The Spark Integration adds support for the Python API for Apache Spark, PySpark.

This integration is experimental and in an alpha state. The integration API may experience breaking changes in further minor versions.

Driver

The spark driver integration is supported for Spark 2 and above.

To configure the SDK, initialize it with the integration before you create a SparkContext or SparkSession.

import sentry_sdk
from sentry_sdk.integrations.spark import SparkIntegration

if __name__ == "__main__":
    sentry_sdk.init("___PUBLIC_DSN___", integrations=[SparkIntegration()])

    spark = SparkSession\
        .builder\
        .appName("ExampleApp")\
        .getOrCreate()
    ...

Worker

The spark worker integration is supported for Spark 2.4.0 and above.

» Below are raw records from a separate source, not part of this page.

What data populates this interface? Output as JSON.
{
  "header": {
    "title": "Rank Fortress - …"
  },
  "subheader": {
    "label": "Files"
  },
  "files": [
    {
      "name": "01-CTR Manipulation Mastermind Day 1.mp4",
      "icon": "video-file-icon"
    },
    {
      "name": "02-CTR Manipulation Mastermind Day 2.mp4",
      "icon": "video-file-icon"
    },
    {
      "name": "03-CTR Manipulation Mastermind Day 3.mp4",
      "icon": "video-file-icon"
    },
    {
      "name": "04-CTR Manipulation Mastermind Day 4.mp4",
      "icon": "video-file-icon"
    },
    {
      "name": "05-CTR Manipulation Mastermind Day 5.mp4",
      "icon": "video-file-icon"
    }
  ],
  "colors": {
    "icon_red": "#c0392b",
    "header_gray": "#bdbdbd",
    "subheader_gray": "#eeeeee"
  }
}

Create a file called sentry-daemon.py with the following content:

import sentry_sdk
from sentry_sdk.integrations.spark import SparkWorkerIntegration
import pyspark.daemon as original_daemon

if __name__ == '__main__':
    sentry_sdk.init("___PUBLIC_DSN___", integrations=[SparkWorkerIntegration()])
    original_daemon.manager()

In your spark_submit command, add the following configuration options so the spark clusters can use the sentry integration.

Command Line Options Parameter Usage
–py-files sentry_daemon.py Sends the sentry_daemon.py file to your Spark clusters
–conf spark.python.use.daemon=true Configures Spark to use a daemon to execute it’s Python workers
–conf spark.python.daemon.module=sentry_daemon Configures Spark to use the sentry custom daemon
./bin/spark-submit \
    --py-files sentry_daemon.py \
    --conf spark.python.use.daemon=true \
    --conf spark.python.daemon.module=sentry_daemon \
    example-spark-job.py

Behavior

  • You must have the sentry python sdk installed on all your clusters to use the Spark integration. The easiest way to do this is to run an initialization script on all your clusters:
easy_install pip
pip install --upgrade 'sentry-sdk==0.13.2'
  • In order to access certain tags (app_name, application_id), the worker integration requires the driver integration to also be active.

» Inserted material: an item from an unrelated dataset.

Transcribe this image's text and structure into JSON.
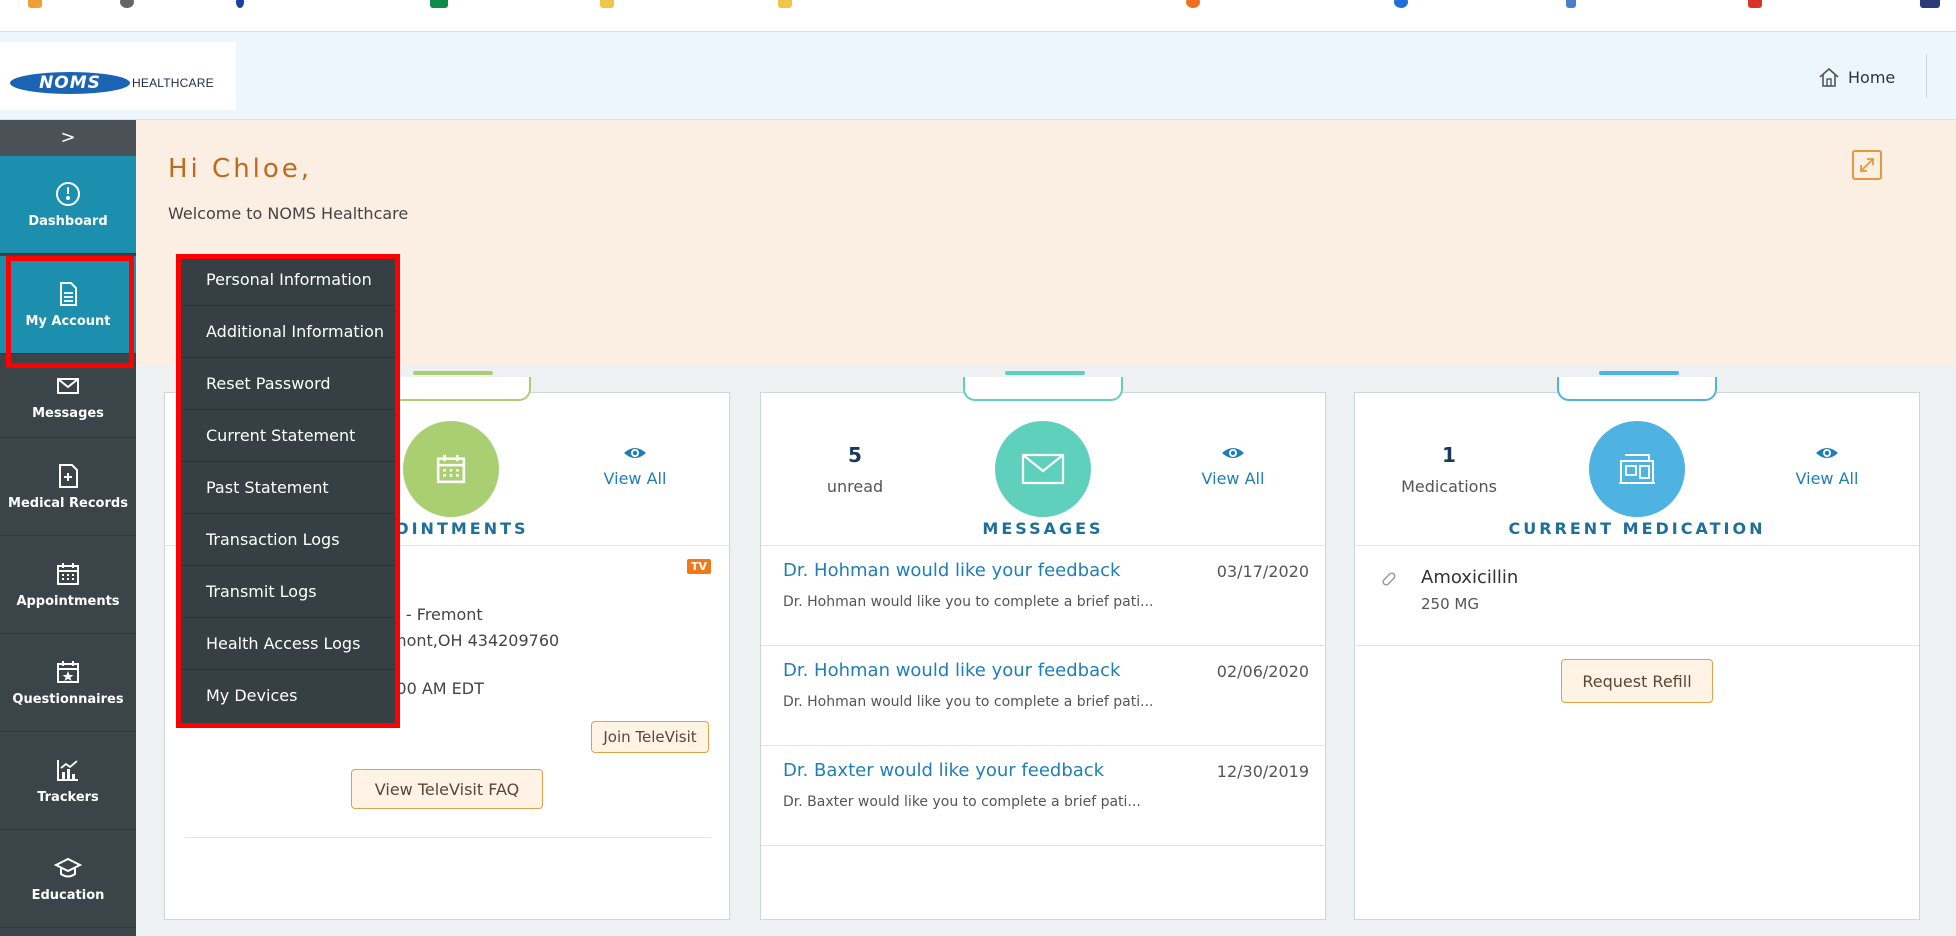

  • The worker integration only works on UNIX-based systems due to the daemon process using signals for child management.

Google Cloud Dataproc

This integration can be set up to be used with Google Cloud Dataproc. It is recommended that Cloud Dataproc image version 1.4 be used as it comes with Spark 2.4 (required by the worker integration).

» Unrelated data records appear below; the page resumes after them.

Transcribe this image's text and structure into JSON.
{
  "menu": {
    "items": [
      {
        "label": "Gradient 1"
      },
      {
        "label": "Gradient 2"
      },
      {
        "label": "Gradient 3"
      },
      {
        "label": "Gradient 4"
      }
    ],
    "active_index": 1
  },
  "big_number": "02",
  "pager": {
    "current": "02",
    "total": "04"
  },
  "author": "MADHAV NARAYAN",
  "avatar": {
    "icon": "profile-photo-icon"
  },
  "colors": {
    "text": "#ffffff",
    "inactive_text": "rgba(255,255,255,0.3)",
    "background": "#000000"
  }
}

  1. Set up an Initialization action to install the sentry-sdk on your Dataproc cluster.

  2. Add the driver integration to your main python file submitted in in the job submit screen

  3. Add the sentry_daemon.py under Additional python files in the job submit screen. You must first upload the daemon file to a bucket to access it.

  4. Add the configuration properties listed above, spark.python.use.daemon=true and spark.python.daemon.module=sentry_daemon in the job submit screen.